In most of my columns, I try to employ a bit of humor, or at least attempted humor, to lighten the mood. I once served as the executive officer to a general who told me that a sense of humor, in his view, was the most under-utilized tool in a leader’s toolbox. And so, I’ve tried to inject a bit of levity into nearly every one of my 300+ columns thus far.
Until this one.
A story in Colorado Politics really got my attention. It seems that the president of the Colorado Senate, Leroy Garcia, has introduced a bill aimed at helping his fellow veterans. Senate Bill 129 would create a veteran suicide prevention pilot program by directing the Colorado Department of Human Services to work with non-profits to offer free support to vets and their families that are in crisis. Reporter Joey Bunch, in his reporting, tells the story of Garcia’s own military service, and notes that vets are disproportionally represented in our state’s homeless population and tragically average 43 suicides per 100,000 people, compared to a national average of 32, which is still far too high.
The reason Bunch’s story really hit home with me is that dark thoughts spend far too much time in my own mind, and I worry about my brothers and sisters in arms a great deal.
If you asked me to define myself, I would first tell you that I’m a father and a husband. But the next identifier I would use is that of career military officer and now veteran of the armed services. I was honored to serve over 25 years in the Air Force and I greatly value my time in uniform. It sounds a bit trite, and I don’t mean it to come off that way, but unless you have worn the uniform of the United States military, you cannot fully understand what military service truly and fully means. In teaching cadets at the Air Force Academy for many years, I would ask them what makes our service different from others that help build America every day. They would usually flounder around for an answer, and then I’d offer that only military service has, as its core task, the job of destruction and death. Our willingness to wage violence against our nation’s adversaries sets us apart from the many, many great Americans who improve our nation through their own daily toil. And such efforts come with a cost attached.
Military work, I would tell my students, was fundamentally different from all other, and that is why we end up as a band of brothers and sisters. And that is also why we can end up with special challenges and burdens, which is why Garcia’s bill is such a good idea.
PTSD is not limited to those in uniform, but I would gently offer that it tends to be far more prevalent in the military, and often carries with it a burden of guilt that can lead to the aforementioned dark thoughts. In my own case, I happened to be at the Pentagon on the beautiful sun-washed morning of Sept. 11, 2001. I will never say what I had to see and do that day, but I offered some very minor help and support. But the images of what I saw and heard are forever seared into my memories — hence the later diagnosis of PTSD with dark thoughts and the all-engulfing feelings of guilt. You see, rationally I understand that there were limits to what I could do to help that day, but the mind is not always entirely rational. I feel tremendous guilt that I did not run toward the fire (I had not yet trained up as a first responder) but rather followed orders to evacuate. I know that isn’t rational, but it is real.

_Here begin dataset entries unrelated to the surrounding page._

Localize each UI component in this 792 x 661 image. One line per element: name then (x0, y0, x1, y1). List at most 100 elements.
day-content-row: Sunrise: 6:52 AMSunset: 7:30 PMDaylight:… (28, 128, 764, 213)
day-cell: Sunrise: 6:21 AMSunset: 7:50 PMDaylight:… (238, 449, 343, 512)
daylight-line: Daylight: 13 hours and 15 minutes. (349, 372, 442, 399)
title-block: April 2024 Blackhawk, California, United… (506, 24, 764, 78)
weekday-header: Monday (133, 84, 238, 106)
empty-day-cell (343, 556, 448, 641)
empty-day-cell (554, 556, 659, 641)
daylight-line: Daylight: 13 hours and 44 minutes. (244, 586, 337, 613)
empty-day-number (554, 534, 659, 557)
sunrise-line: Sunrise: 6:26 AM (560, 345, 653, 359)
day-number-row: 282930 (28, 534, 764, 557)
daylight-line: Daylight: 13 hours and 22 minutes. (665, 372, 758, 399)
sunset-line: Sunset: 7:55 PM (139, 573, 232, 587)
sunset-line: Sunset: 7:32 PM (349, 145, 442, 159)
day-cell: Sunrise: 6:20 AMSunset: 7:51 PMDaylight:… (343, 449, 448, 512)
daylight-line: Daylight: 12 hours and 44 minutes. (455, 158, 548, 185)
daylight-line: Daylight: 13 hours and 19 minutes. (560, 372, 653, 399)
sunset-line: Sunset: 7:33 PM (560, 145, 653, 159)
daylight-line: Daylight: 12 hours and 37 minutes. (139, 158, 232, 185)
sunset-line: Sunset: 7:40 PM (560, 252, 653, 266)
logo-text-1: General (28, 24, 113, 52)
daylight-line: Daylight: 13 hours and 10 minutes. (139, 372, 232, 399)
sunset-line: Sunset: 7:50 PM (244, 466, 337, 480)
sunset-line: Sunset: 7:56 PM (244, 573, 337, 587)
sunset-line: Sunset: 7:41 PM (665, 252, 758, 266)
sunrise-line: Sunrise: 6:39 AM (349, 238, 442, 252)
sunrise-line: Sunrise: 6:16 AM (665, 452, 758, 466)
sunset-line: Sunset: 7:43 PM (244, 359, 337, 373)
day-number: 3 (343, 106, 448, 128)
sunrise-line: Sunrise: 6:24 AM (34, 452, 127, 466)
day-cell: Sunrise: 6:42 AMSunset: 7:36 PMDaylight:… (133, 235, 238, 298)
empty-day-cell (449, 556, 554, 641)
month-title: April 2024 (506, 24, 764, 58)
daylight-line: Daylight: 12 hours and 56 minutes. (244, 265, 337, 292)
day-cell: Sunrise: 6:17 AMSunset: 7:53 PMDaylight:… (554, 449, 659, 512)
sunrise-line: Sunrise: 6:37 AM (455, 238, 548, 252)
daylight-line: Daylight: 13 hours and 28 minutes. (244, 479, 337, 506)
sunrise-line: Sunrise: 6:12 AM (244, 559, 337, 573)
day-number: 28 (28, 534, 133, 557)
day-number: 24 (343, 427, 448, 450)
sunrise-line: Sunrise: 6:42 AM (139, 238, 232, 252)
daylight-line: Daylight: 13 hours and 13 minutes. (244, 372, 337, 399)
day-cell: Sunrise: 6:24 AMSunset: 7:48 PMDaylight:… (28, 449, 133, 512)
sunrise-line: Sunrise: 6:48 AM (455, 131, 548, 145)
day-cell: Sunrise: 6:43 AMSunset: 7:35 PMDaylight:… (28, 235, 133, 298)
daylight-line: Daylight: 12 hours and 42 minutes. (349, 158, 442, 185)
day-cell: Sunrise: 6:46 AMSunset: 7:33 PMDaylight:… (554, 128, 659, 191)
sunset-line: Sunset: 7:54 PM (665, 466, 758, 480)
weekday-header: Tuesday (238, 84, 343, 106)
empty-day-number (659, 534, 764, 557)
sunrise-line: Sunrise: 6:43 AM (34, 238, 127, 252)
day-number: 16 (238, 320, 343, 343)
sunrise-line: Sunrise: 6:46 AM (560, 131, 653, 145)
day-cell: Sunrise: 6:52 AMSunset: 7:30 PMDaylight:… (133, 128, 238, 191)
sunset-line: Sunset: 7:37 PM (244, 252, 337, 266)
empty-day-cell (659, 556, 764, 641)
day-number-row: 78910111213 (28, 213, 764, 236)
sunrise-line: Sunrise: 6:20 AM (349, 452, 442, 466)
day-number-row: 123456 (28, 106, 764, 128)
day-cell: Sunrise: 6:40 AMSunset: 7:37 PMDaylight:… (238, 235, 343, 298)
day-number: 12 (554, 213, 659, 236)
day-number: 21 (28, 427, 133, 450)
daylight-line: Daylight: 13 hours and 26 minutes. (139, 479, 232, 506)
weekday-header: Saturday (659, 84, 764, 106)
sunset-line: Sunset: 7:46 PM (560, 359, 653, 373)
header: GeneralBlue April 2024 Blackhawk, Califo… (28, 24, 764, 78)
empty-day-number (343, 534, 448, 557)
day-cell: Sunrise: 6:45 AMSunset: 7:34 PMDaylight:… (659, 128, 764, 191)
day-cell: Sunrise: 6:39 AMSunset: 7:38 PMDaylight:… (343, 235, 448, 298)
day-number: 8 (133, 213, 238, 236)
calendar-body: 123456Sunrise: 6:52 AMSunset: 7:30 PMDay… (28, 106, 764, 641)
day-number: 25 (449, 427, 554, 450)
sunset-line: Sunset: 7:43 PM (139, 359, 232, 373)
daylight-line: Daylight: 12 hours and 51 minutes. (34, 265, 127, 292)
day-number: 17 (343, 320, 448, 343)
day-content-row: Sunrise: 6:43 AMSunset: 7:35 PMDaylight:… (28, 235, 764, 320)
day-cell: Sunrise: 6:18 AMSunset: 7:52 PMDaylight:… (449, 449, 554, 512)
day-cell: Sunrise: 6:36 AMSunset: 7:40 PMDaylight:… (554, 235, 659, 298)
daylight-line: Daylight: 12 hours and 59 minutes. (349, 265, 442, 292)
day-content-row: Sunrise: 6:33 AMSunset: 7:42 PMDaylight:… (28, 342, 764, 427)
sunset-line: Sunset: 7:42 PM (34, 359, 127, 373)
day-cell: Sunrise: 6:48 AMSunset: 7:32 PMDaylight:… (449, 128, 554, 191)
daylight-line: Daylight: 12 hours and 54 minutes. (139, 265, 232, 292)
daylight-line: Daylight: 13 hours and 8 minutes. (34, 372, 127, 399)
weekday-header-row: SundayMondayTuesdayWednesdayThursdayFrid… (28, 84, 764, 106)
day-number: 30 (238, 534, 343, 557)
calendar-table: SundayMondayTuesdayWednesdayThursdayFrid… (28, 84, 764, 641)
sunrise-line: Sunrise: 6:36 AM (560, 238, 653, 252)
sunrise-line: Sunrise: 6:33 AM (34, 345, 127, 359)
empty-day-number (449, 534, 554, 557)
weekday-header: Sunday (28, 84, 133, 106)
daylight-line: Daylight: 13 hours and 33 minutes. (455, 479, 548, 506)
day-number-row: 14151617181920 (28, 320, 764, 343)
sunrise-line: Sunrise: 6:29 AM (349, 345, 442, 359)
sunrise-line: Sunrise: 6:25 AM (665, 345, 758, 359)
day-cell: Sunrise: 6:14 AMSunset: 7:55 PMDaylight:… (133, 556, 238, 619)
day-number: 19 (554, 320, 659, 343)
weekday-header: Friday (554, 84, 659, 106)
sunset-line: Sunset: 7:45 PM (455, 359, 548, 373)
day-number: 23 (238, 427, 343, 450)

Later, while working on vet cases for U.S. Sen. Michael Bennet, I would work with young men and women fresh from military service in Afghanistan and Iraq, dealing with what they saw and did. They usually tried to hide what they perceived as weakness (as I do) while fretting constantly over what they did or did not do over in the sandbox, and the actions they had to take, and the friends they could not save.
I am likely oversharing here, and I do apologize for that, but this is such an important issue. I am, fortunately, in a situation where the “rational” part of my brain is still in charge, and so while the dark thoughts are always with me, they don’t get to win. But I feel deep and abiding pain for those for whom the dark thoughts win out.
I have heard some complain that we “coddle” vets these days. Heck, back in WWII we just expected vets to suck it up. And many did, but that greatest generation also teemed with PTSD, though they didn’t call it that. The soldiers, sailors, Marines, and airmen of that conflict never had access to the resources they often needed.
That is a mistake we can fix in the 21st century. I hope SB 129 is promptly passed, signed into law, and becomes an important — and literal — lifeline for my fellow vets. They deserve nothing less.
The national suicide prevention hotline is: 800-273-8255, vets press 1 for immediate help.